Wednesday, December 20, 2006

Perl: Beware when counting array elements

Sometimes it's the simple things that put a halt to my productivity. In fact, it's rarely the big things. Master Yoda gave us an excellent phrase to consider when addressing a programming problem: "Judge me by my size do you? And well you should NOT!".

When I need to check how big an array is in Perl, it's quite intuitive to access that value using the $#array_name special variable. It works like a charm. But what happens when the array you need to count elements in is a referenced array?

A typical de-reference operation would be @$array_reference. This gives us the underlying array. Forgetting my Jedi training, I allowed the Dark Side to i$nfluence me as I flailed through syntactic permutations.

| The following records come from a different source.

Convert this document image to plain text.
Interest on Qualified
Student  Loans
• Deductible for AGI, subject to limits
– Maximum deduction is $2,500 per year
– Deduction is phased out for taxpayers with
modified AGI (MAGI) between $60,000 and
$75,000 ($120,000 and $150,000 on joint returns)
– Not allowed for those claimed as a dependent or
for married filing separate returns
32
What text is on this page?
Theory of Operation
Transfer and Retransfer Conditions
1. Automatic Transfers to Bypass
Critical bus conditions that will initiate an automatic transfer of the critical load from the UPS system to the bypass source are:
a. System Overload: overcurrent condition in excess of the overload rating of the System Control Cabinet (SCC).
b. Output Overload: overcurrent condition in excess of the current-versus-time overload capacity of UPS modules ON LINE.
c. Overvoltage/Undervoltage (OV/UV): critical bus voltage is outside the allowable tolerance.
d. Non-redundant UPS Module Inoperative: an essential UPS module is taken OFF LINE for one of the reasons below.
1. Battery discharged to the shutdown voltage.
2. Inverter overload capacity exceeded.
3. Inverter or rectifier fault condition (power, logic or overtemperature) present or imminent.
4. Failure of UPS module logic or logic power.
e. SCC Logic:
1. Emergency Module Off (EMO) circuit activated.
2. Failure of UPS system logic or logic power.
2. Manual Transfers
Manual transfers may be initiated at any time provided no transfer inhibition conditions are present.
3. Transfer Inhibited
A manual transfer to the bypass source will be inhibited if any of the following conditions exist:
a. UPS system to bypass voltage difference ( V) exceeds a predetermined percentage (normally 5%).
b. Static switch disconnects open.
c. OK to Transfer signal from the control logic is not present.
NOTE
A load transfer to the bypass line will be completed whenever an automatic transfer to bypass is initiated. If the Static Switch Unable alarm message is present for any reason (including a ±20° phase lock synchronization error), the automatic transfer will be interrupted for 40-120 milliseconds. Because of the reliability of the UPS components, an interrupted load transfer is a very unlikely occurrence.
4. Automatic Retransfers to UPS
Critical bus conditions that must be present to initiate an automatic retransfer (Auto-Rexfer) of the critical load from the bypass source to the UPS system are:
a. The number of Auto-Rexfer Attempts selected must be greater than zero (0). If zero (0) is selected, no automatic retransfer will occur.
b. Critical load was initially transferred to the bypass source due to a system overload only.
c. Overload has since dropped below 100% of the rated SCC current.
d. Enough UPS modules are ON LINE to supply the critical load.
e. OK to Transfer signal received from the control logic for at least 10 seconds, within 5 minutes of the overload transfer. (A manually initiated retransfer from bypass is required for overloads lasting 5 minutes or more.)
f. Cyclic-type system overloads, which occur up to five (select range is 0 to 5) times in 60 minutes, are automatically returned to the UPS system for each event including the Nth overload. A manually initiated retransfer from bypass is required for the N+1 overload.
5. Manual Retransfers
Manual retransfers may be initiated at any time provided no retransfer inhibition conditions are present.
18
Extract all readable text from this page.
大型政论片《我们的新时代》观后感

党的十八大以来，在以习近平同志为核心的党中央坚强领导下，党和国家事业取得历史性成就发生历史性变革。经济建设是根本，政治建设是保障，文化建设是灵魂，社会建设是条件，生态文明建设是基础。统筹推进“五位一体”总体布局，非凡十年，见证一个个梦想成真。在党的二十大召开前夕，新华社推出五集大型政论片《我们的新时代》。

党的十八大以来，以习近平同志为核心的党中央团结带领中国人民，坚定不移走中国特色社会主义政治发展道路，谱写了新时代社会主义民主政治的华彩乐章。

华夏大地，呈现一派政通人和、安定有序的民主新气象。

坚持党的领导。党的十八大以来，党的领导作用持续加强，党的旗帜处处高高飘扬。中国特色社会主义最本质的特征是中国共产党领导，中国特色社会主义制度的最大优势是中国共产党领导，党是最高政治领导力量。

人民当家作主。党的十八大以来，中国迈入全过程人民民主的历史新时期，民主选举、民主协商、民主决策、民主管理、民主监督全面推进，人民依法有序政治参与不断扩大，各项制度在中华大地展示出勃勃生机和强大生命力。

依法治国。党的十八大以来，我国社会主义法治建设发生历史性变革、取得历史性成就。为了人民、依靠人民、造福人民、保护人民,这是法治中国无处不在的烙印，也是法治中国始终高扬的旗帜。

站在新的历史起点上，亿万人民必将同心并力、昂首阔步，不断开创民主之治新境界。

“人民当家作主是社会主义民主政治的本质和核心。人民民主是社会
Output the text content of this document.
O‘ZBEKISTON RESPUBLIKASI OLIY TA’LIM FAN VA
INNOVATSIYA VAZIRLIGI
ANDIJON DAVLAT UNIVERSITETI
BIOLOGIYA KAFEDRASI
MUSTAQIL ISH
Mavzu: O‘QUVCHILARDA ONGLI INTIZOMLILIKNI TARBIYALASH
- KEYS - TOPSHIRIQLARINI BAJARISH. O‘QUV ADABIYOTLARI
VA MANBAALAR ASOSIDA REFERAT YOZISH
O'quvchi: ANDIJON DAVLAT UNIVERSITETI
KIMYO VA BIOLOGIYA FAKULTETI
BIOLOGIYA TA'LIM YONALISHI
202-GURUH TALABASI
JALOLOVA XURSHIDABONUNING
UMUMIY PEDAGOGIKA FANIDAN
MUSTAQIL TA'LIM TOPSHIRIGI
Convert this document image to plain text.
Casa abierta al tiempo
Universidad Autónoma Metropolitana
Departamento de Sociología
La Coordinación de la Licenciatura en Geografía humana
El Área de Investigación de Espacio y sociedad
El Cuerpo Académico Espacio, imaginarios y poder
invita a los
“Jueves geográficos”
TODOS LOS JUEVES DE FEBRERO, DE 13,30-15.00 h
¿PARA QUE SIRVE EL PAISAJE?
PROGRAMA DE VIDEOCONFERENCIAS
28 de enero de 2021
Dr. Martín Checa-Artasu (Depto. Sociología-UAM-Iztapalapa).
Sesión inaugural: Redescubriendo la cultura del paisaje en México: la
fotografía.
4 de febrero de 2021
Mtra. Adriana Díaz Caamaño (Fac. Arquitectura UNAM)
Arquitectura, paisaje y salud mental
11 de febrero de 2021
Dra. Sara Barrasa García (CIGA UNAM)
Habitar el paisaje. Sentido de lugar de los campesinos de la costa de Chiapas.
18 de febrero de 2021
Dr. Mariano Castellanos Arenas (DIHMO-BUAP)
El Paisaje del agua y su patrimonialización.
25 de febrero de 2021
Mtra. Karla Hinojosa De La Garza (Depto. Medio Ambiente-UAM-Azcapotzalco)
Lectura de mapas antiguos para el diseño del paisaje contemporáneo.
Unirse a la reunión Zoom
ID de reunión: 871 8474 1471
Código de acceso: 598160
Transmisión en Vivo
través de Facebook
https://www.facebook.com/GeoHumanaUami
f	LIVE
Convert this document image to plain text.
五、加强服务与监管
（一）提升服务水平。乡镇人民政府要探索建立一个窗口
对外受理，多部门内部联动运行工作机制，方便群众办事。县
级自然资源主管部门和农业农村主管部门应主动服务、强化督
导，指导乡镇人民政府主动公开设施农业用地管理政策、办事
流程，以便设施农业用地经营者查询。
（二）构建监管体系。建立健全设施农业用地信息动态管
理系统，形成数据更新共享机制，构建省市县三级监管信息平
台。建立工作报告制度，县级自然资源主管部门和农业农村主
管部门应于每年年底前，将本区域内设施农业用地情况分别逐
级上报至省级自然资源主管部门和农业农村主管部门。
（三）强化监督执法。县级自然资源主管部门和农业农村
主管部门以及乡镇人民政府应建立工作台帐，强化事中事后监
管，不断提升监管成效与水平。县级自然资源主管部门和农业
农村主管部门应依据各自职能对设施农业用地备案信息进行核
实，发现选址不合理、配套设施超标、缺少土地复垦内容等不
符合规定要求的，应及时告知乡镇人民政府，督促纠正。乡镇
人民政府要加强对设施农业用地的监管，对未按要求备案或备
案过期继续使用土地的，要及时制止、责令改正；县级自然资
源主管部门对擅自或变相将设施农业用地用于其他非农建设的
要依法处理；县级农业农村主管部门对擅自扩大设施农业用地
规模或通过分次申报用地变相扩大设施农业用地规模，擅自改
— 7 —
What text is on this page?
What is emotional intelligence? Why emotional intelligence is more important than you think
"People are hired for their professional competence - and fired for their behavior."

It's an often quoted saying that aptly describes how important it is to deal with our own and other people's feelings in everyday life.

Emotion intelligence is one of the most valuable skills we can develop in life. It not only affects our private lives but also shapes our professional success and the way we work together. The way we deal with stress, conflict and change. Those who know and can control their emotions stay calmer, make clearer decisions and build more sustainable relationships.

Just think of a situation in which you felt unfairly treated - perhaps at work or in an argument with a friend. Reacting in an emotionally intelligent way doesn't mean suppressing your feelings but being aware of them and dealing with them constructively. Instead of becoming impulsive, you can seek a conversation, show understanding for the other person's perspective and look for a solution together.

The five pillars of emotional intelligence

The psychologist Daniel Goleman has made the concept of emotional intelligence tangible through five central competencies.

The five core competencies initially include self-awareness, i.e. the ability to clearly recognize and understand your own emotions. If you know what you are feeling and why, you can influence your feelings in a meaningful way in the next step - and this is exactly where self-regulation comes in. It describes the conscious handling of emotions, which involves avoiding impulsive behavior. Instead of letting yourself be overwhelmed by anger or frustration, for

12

Much to my dismay, these futile expressions continued to plague me. I then focused my energies, and put the blast shield down.

...From WikiQuote

Ben: Remember a Jedi can feel the Force flowing through him.
Luke: You mean it controls your actions?
Ben: Partially, but it also obeys your commands.
Han: Hokey religions and ancient weapons are no match for a good blaster at your side, kid.
Luke: [to Han] You don't believe in the Force, do you?
Han: Kid, I've flown from one side of this galaxy to the other. I've seen a lot of strange stuff, but I've never seen anything to make me believe there's one all-powerful Force controlling everything. There's no mystical energy field controls my destiny! It's all a lot of simple tricks and nonsense.
Ben: I suggest you try it again Luke. This time, let go your conscious self and act on instinct.
[Ben places a helmet on Luke's head with the blast-shield down to blind him]
Luke: But with the blast shield down I can't see a thing!
Ben: Your eyes can deceive you. Don't trust them. Stretch out with your feelings.
[Luke calmly evades and deflects three pulses from the remote, successfully using the Force]
Han: I call it luck.
Ben: In my experience, there's no such thing as luck.
Han: Look. Good against remotes is one thing. Good against the living…that's something else.
Ben: [to Luke] You've taken your first step into a larger world.

I wrote a quick code fragment to isolate the problem and experiment with it. In doing so, I was reminded of the true nature of dereferencing and array contexts.

#!/usr/bin/perl -w
use strict;

my @a = qw(one two three four five six);
my $aref = \@a;

print "Number of elements in the array: $#a\n";
print "Number of elements in the array (ref): " . @$aref . "\n";

Looking at this code, ask yourself what values will be produced in each print statement. With carelessness likened to use of a blaster, one may assume they will produce the same integer. In fact they will not; A fact whose presence will be known through the Force. Let's take a closer look at these expressions.

@a is a literal array. The $# special variable is a direct vector to the last element used by that array. Knowing that Perl indexes its arrays beginning at zero, we then know this line will print the integer 5.

@$aref is a de-referencing operation. It represents the literal array, rather than the scalar that points to it. In this case, we are printing the array in scalar context, which will evaluate to the number of elements in the array: 6.

A simple problem with a not-so-simple explanation. What if your code had thousands of elements in it... Would your test plan have covered this condition when you decided to use referenced arrays rather than literals in one of your code branches? Remember that the Jedi Code tells us ...there is no ignorance; there is knowledge. Code, and learn.